The Family Altar

THAT is a pitiable family in which there is no prayer.

Heaven, whence proceed all our blessings, will be inquired of, asked of; and the lips that frame no petitions are ungrateful indeed.

When a man arises in the morning and thinks not who hath made him to dwell in safety - when a man goes forth to his daily duty unrefreshed by prayer - for that man, sleep and safety are as water poured upon the ground, and as for his duties, they will be hard and cumbrous.

When friends bring to us good gifts, we do cover them with thanks; when a sister or a brother do bestow rich presents upon us, we repay them with wordy benisons. Wherefore are the gifts of the great Benefactor less than man's gifts?  Why do we acknowledge earthly bestowments and ignore those that the Father scatters around us and distills upon us?

So, they who rear no family altar, around which they may gather when the dawn has blossomed, or the evening has frowned, are of all men most miserable.

The ghosts of apprehension haunt their hearts - fears cluster before their eyes, presentiments brood about them, like dark shapes from Erebus, and all the time they are beset by a thousand evils.
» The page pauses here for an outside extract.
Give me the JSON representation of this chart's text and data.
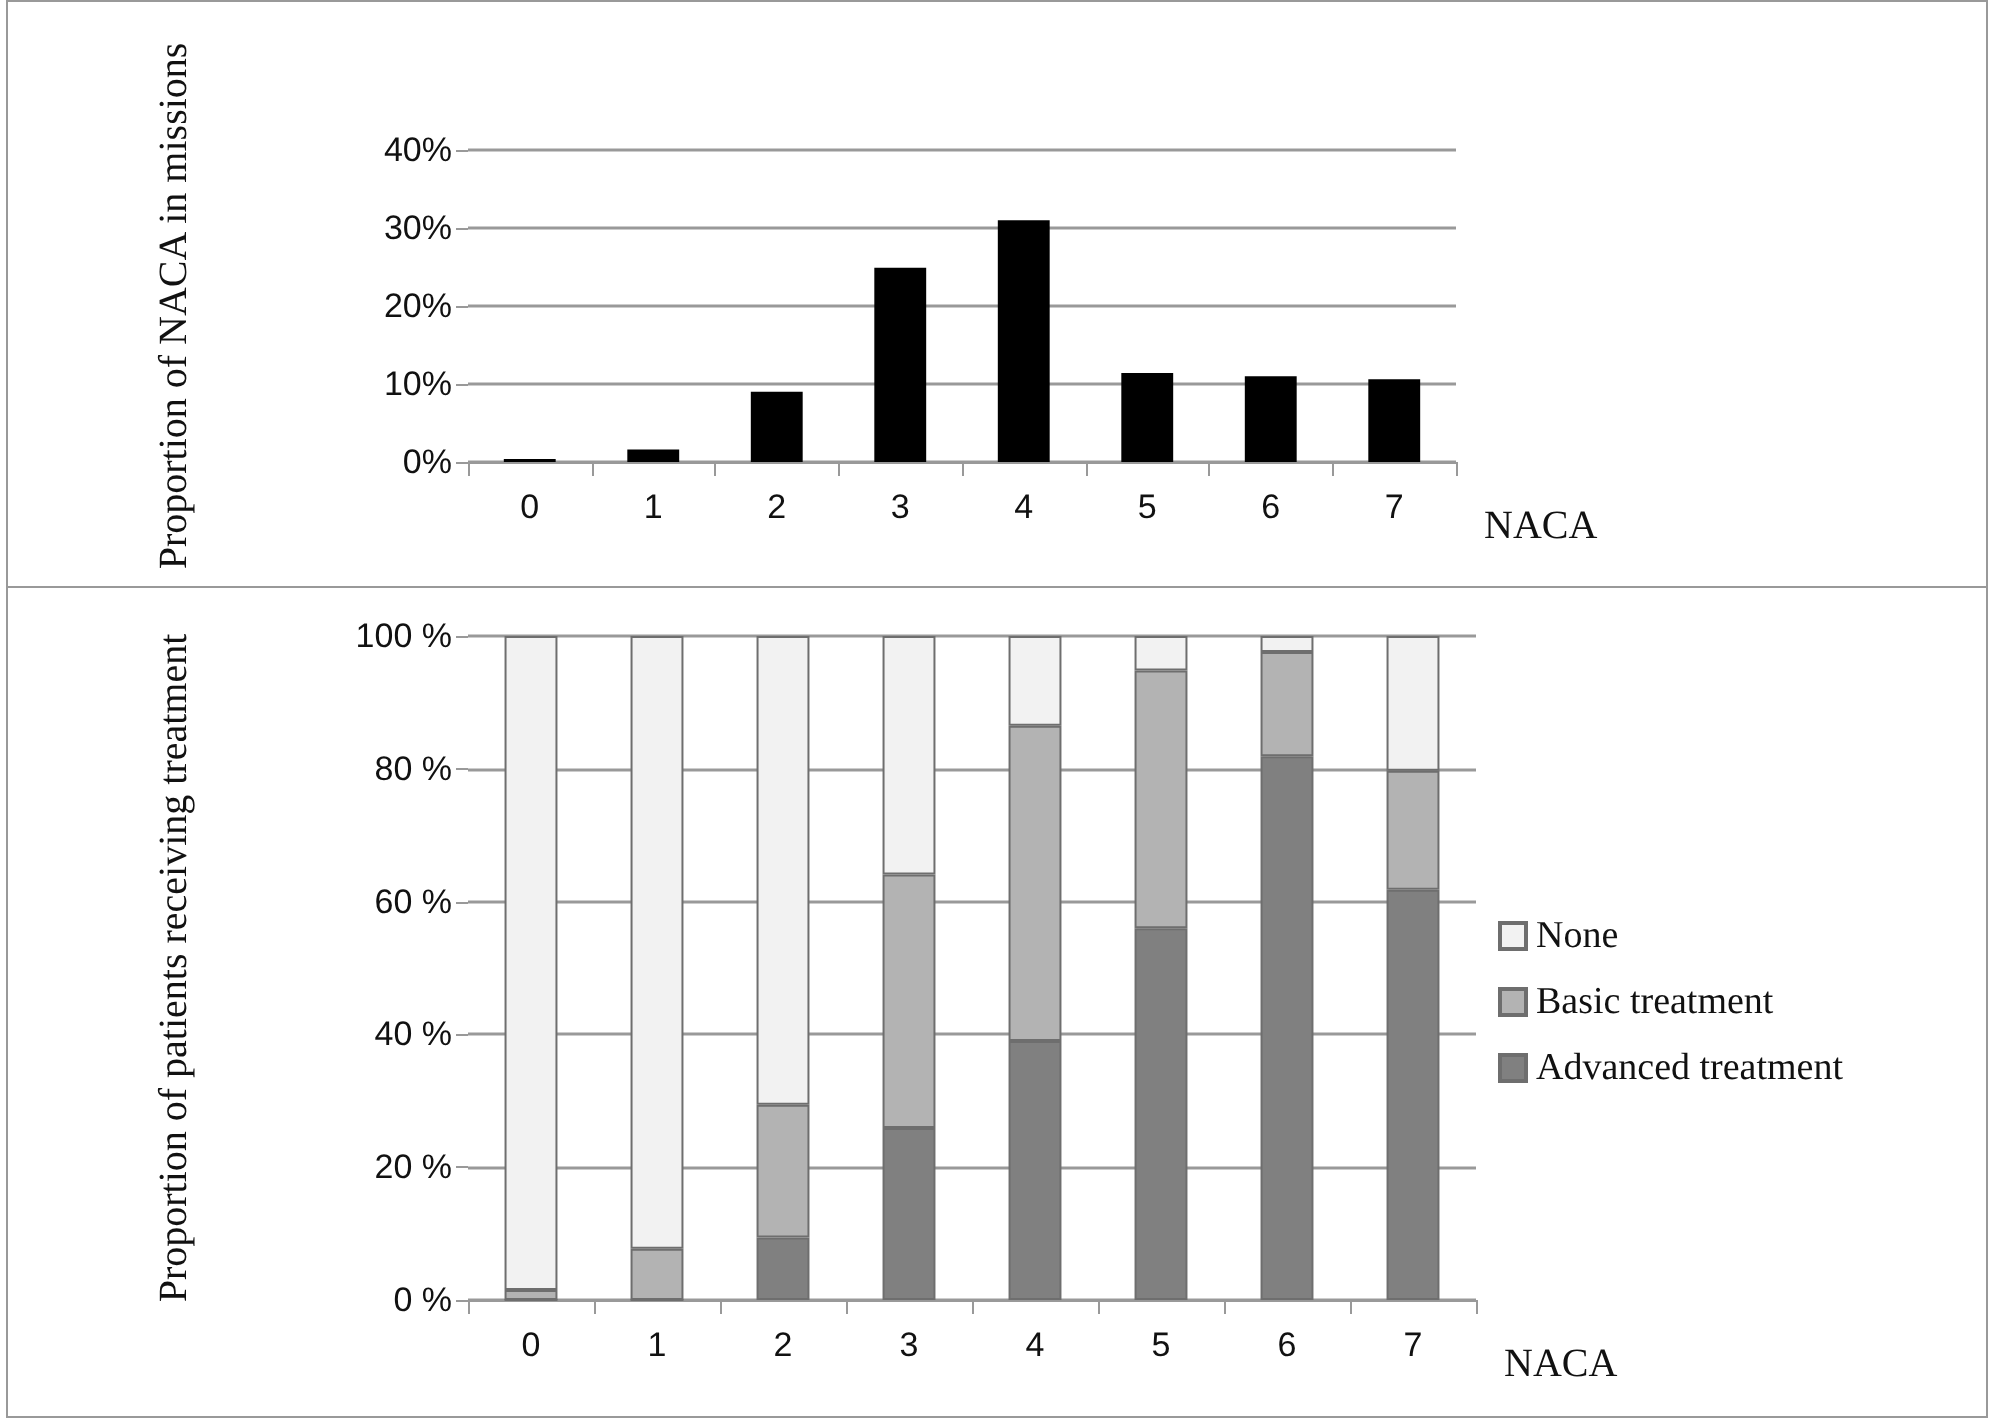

They need the purifying influences of prayer - they need the strength, the peace, the consolation, which it imparts.

We know a man who has allied himself to no church, professes no religious belief, mingles not with the elect, but reads some chapter in the Scriptures, and frames a simple prayer with his family, morning and evening. He is a man of the world in the strictest sense: but he says he would not dare to leave his treasures at home without first committing them to the care of Heaven, or part with them at night until he had entrusted them to the keeping of the Most High.  That man may not be saved; but his life is happier than the life of him who reads no chapter and offers no petition.

If there is a spot around which God's angels love to cluster, sunning it with their shining countenances, and shading it with their beautiful wings, that spot is where a family kneel to breathe out thanks and supplications.

Hast thou pearls, and no prayer? Then art thou a beggar.  Canst thou adore earthly beauties, and see no loveliness in the Crucified?  Then God be merciful unto thee! Hast thou an earthly mansion filled with all the luxuries of art, and hast no family altar? Alas, thou art poorer than Lazarus!